An Amish farm on Christmas Day in Holmes County, Ohio.

The Amish enjoy celebrating the holidays just as much as anyone else. However, they go about it a bit differently.

Defining how the Amish celebrate America’s most time-honored holidays deserves an introductory explanation. The Amish are divided into church groups, usually about 100 persons per church. And by “church,” they mean fellowship since they hold church in their homes, shops, or barns.

There are many different orders of Amish. The Swartzentruber Amish are considered the lowest order, with the New Order Amish the highest, since they hold Sunday school on alternate worship Sundays.

The terms “lowest” and “highest” are not intended to be derogatory or hierarchical. It simply is the way it is with the Amish. Those in between are the Old Order, the most numerous among the Amish population. The rules of the church leaders determine the orders.

Defining the Amish is a lot harder than their simple lifestyles might let on. Nevertheless, they all celebrate the holidays in one way or another.

The key to understanding how the Amish do so lies in this understanding. You can’t generalize about the Amish. Their holiday traditions and rituals vary from family to family, church to church, and sect to sect, not much different from any other culture or ethnic group.

Modesty is an essential principle in the values of the Amish. That fact can be seen in exactly how the Amish keep the holidays. In living out their faith beliefs, they do so joyously surrounded by food, family, and friends. Christmas decorations are insignificant.

Here is an overview of how any given Amish family might celebrate the holidays, save those in the Swartzentruber order.

Christmas

From the Amish perspective, anyone not Amish is considered “English.” The Amish recognize and respect Christmas’s universal demarcation on December 25. For them, Christmas is a sacred day in honor of the birth of God’s only son, Jesus Christ. Many, though not all, will fast before their family gathering.

Amish celebrate Christmas twice, once on the expected date of December 25 and again on January 6, commonly referred to as Old Christmas. In higher religions, that day is known as Epiphany.

The Amish appreciate natural holiday “decorations,” like this sundog, while a red-tailed hawk roosts on a distant tree.

Unlike the rest of society that celebrates Christmas, the Amish do not have Christmas trees or decorations. They will, however, burn Christmas candles in honor of the day.

After the usual Christmas meal of turkey or ham and all the trimmings, the Amish will spend the afternoon and evening playing table games, board games, and cards. None of the card games would involve using face cards, however.

Of course, it wouldn’t be Christmas without gifts, and the Amish also carry out this gift-giving tradition. The gifts will be wrapped, but usually nothing elaborate. Children will receive toys. There is, however, no mention of Santa.
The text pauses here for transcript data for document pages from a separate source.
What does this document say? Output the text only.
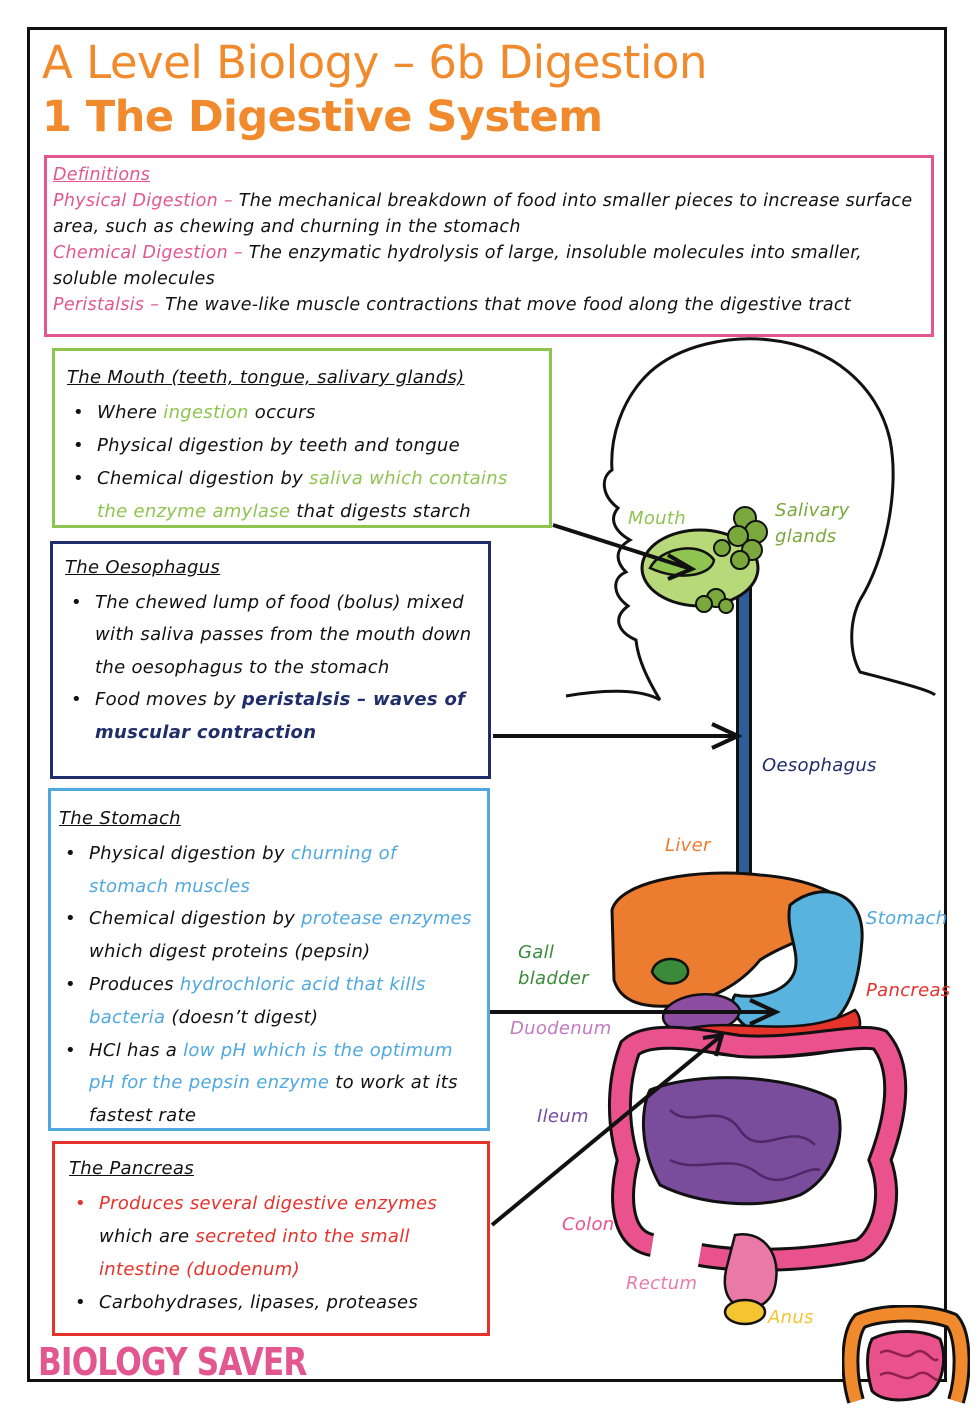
A Level Biology – 6b Digestion
1 The Digestive System
Definitions

Physical Digestion – The mechanical breakdown of food into smaller pieces to increase surface area, such as chewing and churning in the stomach

Chemical Digestion – The enzymatic hydrolysis of large, insoluble molecules into smaller, soluble molecules

Peristalsis – The wave-like muscle contractions that move food along the digestive tract

The Mouth (teeth, tongue, salivary glands)
• Where ingestion occurs
• Physical digestion by teeth and tongue
• Chemical digestion by saliva which contains the enzyme amylase that digests starch
The Oesophagus
• The chewed lump of food (bolus) mixed with saliva passes from the mouth down the oesophagus to the stomach
• Food moves by peristalsis – waves of muscular contraction
The Stomach
• Physical digestion by churning of stomach muscles
• Chemical digestion by protease enzymes which digest proteins (pepsin)
• Produces hydrochloric acid that kills bacteria (doesn’t digest)
• HCl has a low pH which is the optimum pH for the pepsin enzyme to work at its fastest rate
The Pancreas
• Produces several digestive enzymes which are secreted into the small intestine (duodenum)
• Carbohydrases, lipases, proteases
Mouth	Salivary
glands
Oesophagus
Liver
Stomach
Gall
bladder
Pancreas
Duodenum
Ileum
Colon
Rectum
Anus
BIOLOGY SAVER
Perhaps the closest to celebrating Christmas in contemporary fashion is done at the private or parochial Amish schools for grades 1 – 8. There are nearly 200 such schools in the Holmes County area. All are either one or two-room schools, where students walk to school. Before taking a couple of days off for Christmas, a program is held for parents, grandparents, and friends on the evening of the last day of school. The program usually consists of Christmas songs, poetic recitations, short plays, and possibly group singing.

Family and friends gather for a Christmas program at an Amish school near Mt. Hope, Ohio.

Old Christmas

Old Christmas harkens back to the change from the Julian calendar to the Gregorian calendar during the latter stages of the Reformation when Pope Gregory XIII switched Christmas to December 25. Out of tradition and reverence for their forefathers, the Amish have continued to honor Christ’s birth on January 6.

Unlike the more jovial December 25 celebrations, Old Christmas is more solemn. It begins with fasting, followed by another typical Christmas meal and more gift-giving. However, the emphasis is on reflecting and visiting as opposed to reveling.

No matter which holiday is celebrated, family is always essential in any get-together for the Amish. And that is true for any Amish order.

An Amish school sits empty on a snow hillside during a brief Christmas break.